女儿于宴会上对一男子一见钟情,他见女儿倾心,那男子亦身家清白,便定下了这门亲事。

当时管家确实几次三番想阻挠,只不过没有成功。

“父亲—”顾志安慌张的拉住高老爷的手。

高老爷冷漠的甩开。

“来人—将管家给我抓来!”高老爷喝道,“有话你们当场对质!”

桑知没再多言。

雁过留痕,只要做过,高老爷一查便能分明真相。

下人闻声而去,不过一盏茶的时间,又慌张的跑进来。

“老爷,管家不见了!小的去他的屋中,发现几乎都没了,看样子...人只怕是...逃了。”

顾志安两眼一黑,几乎要昏厥过去。

“顾郎!你没事吧!”陶陶上前去扶。

“呵。”高老爷冷哼一声。

事已至此,高老爷还有什么不明白的?

“来人,快马去抓人,抓到了直接送去官府!”

顾志安看着高老爷眼中的寒意,明白大势已去,猛地推开陶陶。

奈何江昱白的身体太胖,陶陶纹丝不动,顾志安却一个踉跄摔倒在地。

他倒在地上,抖着手指着陶陶,癫狂的笑了起来。

“哈哈哈...蠢货、蠢货啊...”

“我可算知道什么是阴魂不散了,你就是阴魂不散,连死了也不放过我!”

“你什么意思?”

陶陶后退两步,觉得眼前的人突然如此陌生。

“都这样了,你还问什么意思?你不长脑子吗?李夫子怎么会生出你这种蠢笨的女儿?!你他妈的连李白的诗都听不出来,我真该在时候就踹了你!”

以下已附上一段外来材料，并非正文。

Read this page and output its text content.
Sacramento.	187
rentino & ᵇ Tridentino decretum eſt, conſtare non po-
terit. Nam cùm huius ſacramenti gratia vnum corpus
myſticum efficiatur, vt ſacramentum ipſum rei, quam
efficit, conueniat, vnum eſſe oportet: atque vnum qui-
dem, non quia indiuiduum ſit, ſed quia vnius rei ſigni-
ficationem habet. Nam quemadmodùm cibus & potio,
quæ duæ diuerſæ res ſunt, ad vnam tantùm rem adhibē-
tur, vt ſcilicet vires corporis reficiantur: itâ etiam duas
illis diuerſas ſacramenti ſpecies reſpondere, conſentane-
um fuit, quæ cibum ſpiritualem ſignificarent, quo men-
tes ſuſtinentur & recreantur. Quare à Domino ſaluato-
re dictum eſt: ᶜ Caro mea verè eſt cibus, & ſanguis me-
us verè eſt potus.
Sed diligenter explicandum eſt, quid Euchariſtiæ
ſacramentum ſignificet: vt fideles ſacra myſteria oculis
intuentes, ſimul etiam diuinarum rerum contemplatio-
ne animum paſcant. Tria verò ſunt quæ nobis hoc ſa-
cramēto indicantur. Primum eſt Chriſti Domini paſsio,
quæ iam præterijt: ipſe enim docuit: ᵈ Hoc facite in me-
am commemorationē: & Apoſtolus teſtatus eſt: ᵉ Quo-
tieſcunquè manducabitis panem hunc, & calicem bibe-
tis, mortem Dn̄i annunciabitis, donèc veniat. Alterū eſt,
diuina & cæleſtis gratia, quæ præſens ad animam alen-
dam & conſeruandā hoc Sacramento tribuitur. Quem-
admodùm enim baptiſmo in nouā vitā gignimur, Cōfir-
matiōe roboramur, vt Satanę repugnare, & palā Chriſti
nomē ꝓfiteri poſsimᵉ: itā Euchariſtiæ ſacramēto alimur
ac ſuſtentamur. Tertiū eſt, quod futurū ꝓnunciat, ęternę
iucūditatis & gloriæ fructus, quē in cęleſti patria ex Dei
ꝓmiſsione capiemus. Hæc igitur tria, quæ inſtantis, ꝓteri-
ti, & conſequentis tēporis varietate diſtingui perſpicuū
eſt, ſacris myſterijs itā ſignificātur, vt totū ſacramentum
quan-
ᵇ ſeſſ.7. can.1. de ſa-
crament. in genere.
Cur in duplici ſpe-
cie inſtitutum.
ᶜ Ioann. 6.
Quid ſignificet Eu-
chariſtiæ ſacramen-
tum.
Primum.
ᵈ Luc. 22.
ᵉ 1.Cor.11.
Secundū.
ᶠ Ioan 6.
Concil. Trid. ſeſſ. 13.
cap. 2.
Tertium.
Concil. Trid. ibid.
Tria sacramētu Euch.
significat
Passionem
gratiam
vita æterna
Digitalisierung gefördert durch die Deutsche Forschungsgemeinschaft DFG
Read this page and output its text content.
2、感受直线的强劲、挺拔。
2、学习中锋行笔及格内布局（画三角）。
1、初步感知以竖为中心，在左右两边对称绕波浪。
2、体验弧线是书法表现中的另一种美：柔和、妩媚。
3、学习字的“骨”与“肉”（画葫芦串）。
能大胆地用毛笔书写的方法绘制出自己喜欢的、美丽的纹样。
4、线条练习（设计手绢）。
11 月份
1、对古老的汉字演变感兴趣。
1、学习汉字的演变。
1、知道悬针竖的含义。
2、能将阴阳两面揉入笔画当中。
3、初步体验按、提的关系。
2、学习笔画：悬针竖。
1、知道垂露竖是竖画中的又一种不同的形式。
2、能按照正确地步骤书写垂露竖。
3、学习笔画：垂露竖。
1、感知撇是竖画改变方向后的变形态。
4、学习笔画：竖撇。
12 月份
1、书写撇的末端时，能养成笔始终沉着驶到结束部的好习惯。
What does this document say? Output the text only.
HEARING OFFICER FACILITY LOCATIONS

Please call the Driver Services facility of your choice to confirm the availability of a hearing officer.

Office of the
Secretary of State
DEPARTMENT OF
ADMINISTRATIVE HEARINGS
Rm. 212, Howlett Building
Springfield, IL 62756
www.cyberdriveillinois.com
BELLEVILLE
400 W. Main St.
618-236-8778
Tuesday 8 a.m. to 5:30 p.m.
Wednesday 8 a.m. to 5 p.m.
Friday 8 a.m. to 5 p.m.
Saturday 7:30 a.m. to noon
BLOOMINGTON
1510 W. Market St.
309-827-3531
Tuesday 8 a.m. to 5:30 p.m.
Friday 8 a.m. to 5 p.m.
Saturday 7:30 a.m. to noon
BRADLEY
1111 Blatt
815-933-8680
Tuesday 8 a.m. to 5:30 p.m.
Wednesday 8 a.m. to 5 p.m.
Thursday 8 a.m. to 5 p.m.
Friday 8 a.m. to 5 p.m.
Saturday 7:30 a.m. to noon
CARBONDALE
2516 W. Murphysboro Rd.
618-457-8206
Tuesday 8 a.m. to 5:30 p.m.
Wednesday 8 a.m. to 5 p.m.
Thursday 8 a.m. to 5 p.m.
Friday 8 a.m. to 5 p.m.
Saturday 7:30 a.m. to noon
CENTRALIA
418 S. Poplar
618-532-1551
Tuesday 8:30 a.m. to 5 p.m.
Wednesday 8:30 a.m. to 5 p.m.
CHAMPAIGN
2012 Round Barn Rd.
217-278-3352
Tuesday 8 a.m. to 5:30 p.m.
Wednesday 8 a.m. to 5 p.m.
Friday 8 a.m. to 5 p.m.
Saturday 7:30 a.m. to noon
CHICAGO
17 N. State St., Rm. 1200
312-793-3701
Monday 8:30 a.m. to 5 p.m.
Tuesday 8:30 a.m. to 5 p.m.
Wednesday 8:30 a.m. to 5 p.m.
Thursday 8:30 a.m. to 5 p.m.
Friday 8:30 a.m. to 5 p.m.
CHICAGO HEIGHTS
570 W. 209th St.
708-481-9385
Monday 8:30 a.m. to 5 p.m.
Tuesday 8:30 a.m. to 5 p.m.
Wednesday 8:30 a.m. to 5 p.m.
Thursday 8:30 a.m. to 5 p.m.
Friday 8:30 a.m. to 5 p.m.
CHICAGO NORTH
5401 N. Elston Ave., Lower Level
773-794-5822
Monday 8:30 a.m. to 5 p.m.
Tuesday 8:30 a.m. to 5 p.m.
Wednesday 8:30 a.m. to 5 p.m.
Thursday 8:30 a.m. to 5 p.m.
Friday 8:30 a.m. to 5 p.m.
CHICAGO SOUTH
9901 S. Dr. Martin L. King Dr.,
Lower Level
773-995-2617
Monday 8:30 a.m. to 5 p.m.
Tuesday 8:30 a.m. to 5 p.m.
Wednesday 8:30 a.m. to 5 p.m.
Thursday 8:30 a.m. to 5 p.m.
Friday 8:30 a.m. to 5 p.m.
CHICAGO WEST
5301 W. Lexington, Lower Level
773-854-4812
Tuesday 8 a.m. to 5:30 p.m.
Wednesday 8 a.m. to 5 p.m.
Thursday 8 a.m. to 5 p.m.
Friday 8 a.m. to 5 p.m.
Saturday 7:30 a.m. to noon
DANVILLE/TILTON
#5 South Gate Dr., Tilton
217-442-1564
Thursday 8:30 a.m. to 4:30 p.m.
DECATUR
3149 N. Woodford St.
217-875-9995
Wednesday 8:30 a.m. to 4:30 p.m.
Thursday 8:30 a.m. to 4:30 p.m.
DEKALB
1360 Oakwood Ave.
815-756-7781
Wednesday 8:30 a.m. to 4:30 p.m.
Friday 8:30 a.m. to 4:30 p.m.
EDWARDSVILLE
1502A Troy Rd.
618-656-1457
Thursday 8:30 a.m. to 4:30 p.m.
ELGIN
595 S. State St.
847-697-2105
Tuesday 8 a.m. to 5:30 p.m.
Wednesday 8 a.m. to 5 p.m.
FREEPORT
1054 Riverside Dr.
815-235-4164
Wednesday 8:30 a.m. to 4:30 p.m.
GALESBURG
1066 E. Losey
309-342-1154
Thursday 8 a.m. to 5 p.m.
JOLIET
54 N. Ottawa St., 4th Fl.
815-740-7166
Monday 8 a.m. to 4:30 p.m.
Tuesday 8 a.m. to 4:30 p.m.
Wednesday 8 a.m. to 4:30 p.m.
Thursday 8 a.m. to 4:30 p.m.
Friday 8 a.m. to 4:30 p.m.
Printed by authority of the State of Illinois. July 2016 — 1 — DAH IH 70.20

“我也是傻,在私奔刚出城门后,还托人专门给李夫子递了封信,还想着他会为了你妥协低头,没想到连个出来找你的家丁都没,哈哈哈...也是,李夫子怎么会为了你这种蠢货辱没自己的名声呢。”

“你都是骗我的?”

陶陶眼泪一串串滑落。

“不错!骗你的,尽是骗你的!若非李夫子声名远扬,我又怎会费尽心机接近你?娶你?哼,生出来的孩子怕都傻一窝!整日里问问问,问我为何不去参加科考,我除了说你爹打压我还能说什么?说我实力不济考不上吗?”

顾志安索性不再伪装,将心底的愤懑全盘托出。

“爹——娘——女儿愧对你们!”

陶陶一想到自己为了此人与家人争执气恼,甚至不顾世俗礼教私奔,致使父亲名誉受损,便心痛得几乎无法呼吸。

真相大白,顾志安露出真面目,高老爷也不愿再看到这个骗子,抬手便欲唤人将他绑送官府。

“且慢,我尚有一事要问。”桑知抬手。

高老爷当即止住,恭敬地侧身让开位置。

他年轻时率领商队四处闯荡,听闻过诸多奇闻异事,知晓世间有一些高人,能够洞悉阴阳、沟通鬼神。

倘若今日没有大师相助,他恐怕家底都要被骗了个底朝天。